When I met Sameer
I was so sad to recently hear about Sameer’s passing! First met Sameer at McK around this time through recruiting. He always had a great sense of warmth and caring about him when I knew him at McK. Very sad loss, and deep condolonces to Sameer’s family.
When I met Sameer: Feb 1986
Where Sameer and I spent time: McKinsey
What you remember and appreciated most about Sameer: His unwavering sense of right and wrong
Extended thoughts about Sameer.
The news of Sameer’s passing shocked me into silence. For three weeks, I have thought about him, his life, our experiences together, and the ways our lives came together, moved apart, and occasionally came together again. Twenty five years later, I work in the very same office building where Sameer and I initially worked together. And I have been at a loss for words to explain what Sameer meant to me or how to come to grips with his passing. Today, through a completely random e-mail, I saw the following quote from Ralph Waldo Emerson:
“To laugh often and much; to win the respect of intelligent people and the affection of children… to leave the world a better place… to know even one life has breathed easier because you have lived. This is to have succeeded.”
This struck me as a pretty good description of our friend Sameer. A success, indeed.
When I met Sameer: 09/15/1987
Where Sameer and I spent time
First we worked together at McKinsey in the New York office as Business Analysts. Then we were classmates at Stanford Business School.
What you remember and appreciated most about Sameer
I remember most his wide, beautiful smile and the way his shoulders would shake when he laughed. I appreciated his thoughtfulness, his love of debate and intellectual honesty, and how he liked to enjoy himself.
Extended thoughts about Sameer. Please write as much as you like.
I have many wonderful memories of Sameer. As Business Analysts in NY, he was the one who would rally us all to go out to dinner after a late night of work (paid for, of course, by McKinsey). He always looked so dapper in his suits and spoke so eloquently; he seemed to be a born consultant. But then at Stanford, he chucked the suits and donned his dark sunglasses, and seemed equally at home in the heart of silicon valley. He was always impressive in the classroom, yet he was also very social and loved a good party.

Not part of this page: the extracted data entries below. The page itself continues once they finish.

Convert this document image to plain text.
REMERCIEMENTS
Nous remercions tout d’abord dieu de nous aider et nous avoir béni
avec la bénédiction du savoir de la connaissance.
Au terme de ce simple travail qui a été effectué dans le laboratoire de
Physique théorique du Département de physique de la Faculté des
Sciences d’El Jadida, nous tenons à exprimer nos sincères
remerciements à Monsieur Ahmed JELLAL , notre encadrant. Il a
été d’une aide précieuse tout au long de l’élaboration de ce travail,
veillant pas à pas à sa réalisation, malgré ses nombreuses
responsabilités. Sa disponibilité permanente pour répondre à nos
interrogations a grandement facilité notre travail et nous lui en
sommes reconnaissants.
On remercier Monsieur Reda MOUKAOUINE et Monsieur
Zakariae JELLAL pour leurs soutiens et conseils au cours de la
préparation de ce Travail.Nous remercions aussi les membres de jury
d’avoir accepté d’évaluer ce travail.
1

Between our first and second year, a small group of us went on a study trip to South Africa. Just prior to going to South Africa, three of us joined Sameer in visiting his cousins in Kenya and going on a safari. He and his extended family were wonderful, generous hosts.
I will always remember his smile, his calm and in many ways sophisticated demeanor, and his intellectual curiosity. He was a good friend and I will miss him.
It is a tragic circumstance that leads to my hearing from you after all these years. Sameer was awesome with my kids, both of whom have hugely fond feelings for him. I still remember my 11-year-old talking about her “dates with Sameer” when she was 5-7. She and he sent notes to each other, and had quite a “relationship.”